Голоса этих офицеров, пониженные до шепота, не слышны ни в купе, ни в группе солдат, занявших коридор этого отделения, но масляные взгляды обоих все настойчивее останавливаются на Китти. Эти взгляды заставляют девушку каждый раз вздрагивать, она уже заметила их. Какое-то темное предчувствие вползает ей в душу, становится страшно от этих взглядов.
А поезд, хотя и медленно, все-таки продвигается вперед.
Поезд еле двигается, почти ползет. Женщины и дети чуть живы от духоты и тесноты.
— Пить, мама, я хочу пить, — лепечет мальчик, и глаза его глядят с мольбою.
Больная, едва держащаяся на ногах, молодая дама, которой всего неделю назад сделали сложную операцию в Берлине, говорит:
— Я знаю… о, я знаю… Мне не доехать до Петербурга, я умру…
Две совсем юные девушки, едущие со стариком-отцом из Киссингена, хлопочут около старика, почувствовавшего себя дурно.

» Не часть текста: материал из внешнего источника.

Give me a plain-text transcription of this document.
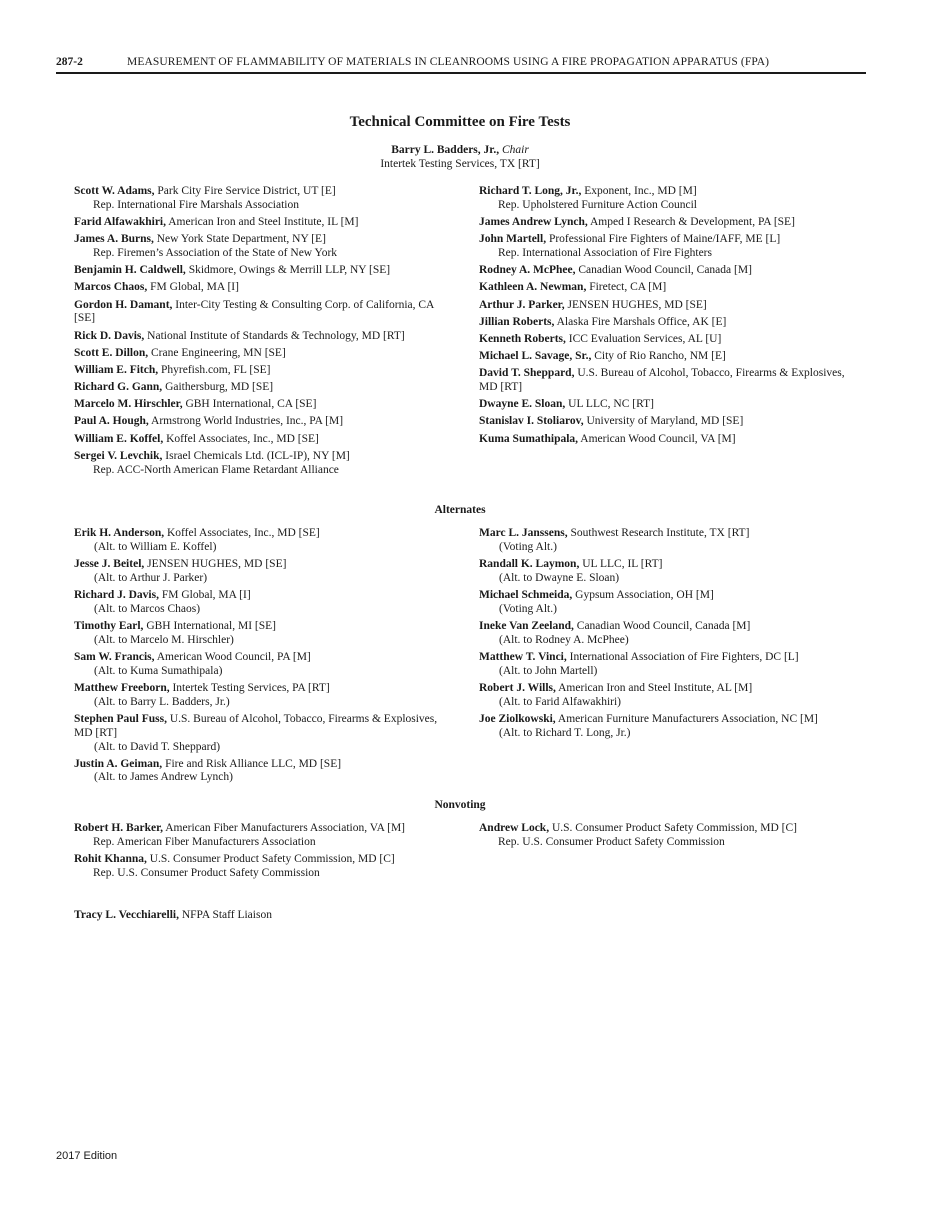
287-2	MEASUREMENT OF FLAMMABILITY OF MATERIALS IN CLEANROOMS USING A FIRE PROPAGATION APPARATUS (FPA)
Technical Committee on Fire Tests
Barry L. Badders, Jr., Chair
Intertek Testing Services, TX [RT]
Scott W. Adams, Park City Fire Service District, UT [E]
Rep. International Fire Marshals Association
Farid Alfawakhiri, American Iron and Steel Institute, IL [M]
James A. Burns, New York State Department, NY [E]
Rep. Firemen’s Association of the State of New York
Benjamin H. Caldwell, Skidmore, Owings & Merrill LLP, NY [SE]
Marcos Chaos, FM Global, MA [I]
Gordon H. Damant, Inter-City Testing & Consulting Corp. of California, CA [SE]
Rick D. Davis, National Institute of Standards & Technology, MD [RT]
Scott E. Dillon, Crane Engineering, MN [SE]
William E. Fitch, Phyrefish.com, FL [SE]
Richard G. Gann, Gaithersburg, MD [SE]
Marcelo M. Hirschler, GBH International, CA [SE]
Paul A. Hough, Armstrong World Industries, Inc., PA [M]
William E. Koffel, Koffel Associates, Inc., MD [SE]
Sergei V. Levchik, Israel Chemicals Ltd. (ICL-IP), NY [M]
Rep. ACC-North American Flame Retardant Alliance
Richard T. Long, Jr., Exponent, Inc., MD [M]
Rep. Upholstered Furniture Action Council
James Andrew Lynch, Amped I Research & Development, PA [SE]
John Martell, Professional Fire Fighters of Maine/IAFF, ME [L]
Rep. International Association of Fire Fighters
Rodney A. McPhee, Canadian Wood Council, Canada [M]
Kathleen A. Newman, Firetect, CA [M]
Arthur J. Parker, JENSEN HUGHES, MD [SE]
Jillian Roberts, Alaska Fire Marshals Office, AK [E]
Kenneth Roberts, ICC Evaluation Services, AL [U]
Michael L. Savage, Sr., City of Rio Rancho, NM [E]
David T. Sheppard, U.S. Bureau of Alcohol, Tobacco, Firearms & Explosives, MD [RT]
Dwayne E. Sloan, UL LLC, NC [RT]
Stanislav I. Stoliarov, University of Maryland, MD [SE]
Kuma Sumathipala, American Wood Council, VA [M]
Alternates
Erik H. Anderson, Koffel Associates, Inc., MD [SE]
(Alt. to William E. Koffel)
Jesse J. Beitel, JENSEN HUGHES, MD [SE]
(Alt. to Arthur J. Parker)
Richard J. Davis, FM Global, MA [I]
(Alt. to Marcos Chaos)
Timothy Earl, GBH International, MI [SE]
(Alt. to Marcelo M. Hirschler)
Sam W. Francis, American Wood Council, PA [M]
(Alt. to Kuma Sumathipala)
Matthew Freeborn, Intertek Testing Services, PA [RT]
(Alt. to Barry L. Badders, Jr.)
Stephen Paul Fuss, U.S. Bureau of Alcohol, Tobacco, Firearms & Explosives, MD [RT]
(Alt. to David T. Sheppard)
Justin A. Geiman, Fire and Risk Alliance LLC, MD [SE]
(Alt. to James Andrew Lynch)
Marc L. Janssens, Southwest Research Institute, TX [RT]
(Voting Alt.)
Randall K. Laymon, UL LLC, IL [RT]
(Alt. to Dwayne E. Sloan)
Michael Schmeida, Gypsum Association, OH [M]
(Voting Alt.)
Ineke Van Zeeland, Canadian Wood Council, Canada [M]
(Alt. to Rodney A. McPhee)
Matthew T. Vinci, International Association of Fire Fighters, DC [L]
(Alt. to John Martell)
Robert J. Wills, American Iron and Steel Institute, AL [M]
(Alt. to Farid Alfawakhiri)
Joe Ziolkowski, American Furniture Manufacturers Association, NC [M]
(Alt. to Richard T. Long, Jr.)
Nonvoting
Robert H. Barker, American Fiber Manufacturers Association, VA [M]
Rep. American Fiber Manufacturers Association
Rohit Khanna, U.S. Consumer Product Safety Commission, MD [C]
Rep. U.S. Consumer Product Safety Commission
Andrew Lock, U.S. Consumer Product Safety Commission, MD [C]
Rep. U.S. Consumer Product Safety Commission
Tracy L. Vecchiarelli, NFPA Staff Liaison
2017 Edition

— Ради Бога капель или нашатырного спирта! У кого, господа, есть нашатырный спирт? — молят они. — И откройте окно, ради Бога! Нашему отцу дурно… Это от духоты.
— Ни с места! — пьяным голосом орет из коридора офицер с лицом из папье-маше. — Руки прочь! Каждый, кто подойдет к окну, будет расстрелян.
Вдруг поезд останавливается. За спущенными занавесками нельзя узнать, где стоит он: у станции или среди поля.
— Это — Кенигсберг? — осведомляется кто-то у солдат, расположившихся в коридоре.
— Нет, ваш Петербург, он самый! Ха-ха-ха! Что, не верите разве? — грубо гогочет в ответ обер-лейтенант.
Лица начальника караула и другого офицера принимают злобное выражение.
— Всем выходить! Живо! Ну же, шевелитесь! Нам некогда! Марш! — кричит первый и, взбрасывая стеклышко монокля в глаз, уже не отрываясь смотрит теперь поверх других голов прямо в лицо Китти.
В тщательно прилизанной на пробор голове немца, одурманенной винными парами, медленно шевелятся мысли: "Как, однако, бледна эта бедняжка!.. Но кто этот мододец, что наклоняется к ней и предлагает руку старой даме? Что он говорит? Кто он ей? Муж, жених, брат или просто случайный попутчик-знакомый? Кто поймет этот варварский язык? Во всяком случае, кто бы ни был этот молодчик, он может помешать делу. Надо принять меры".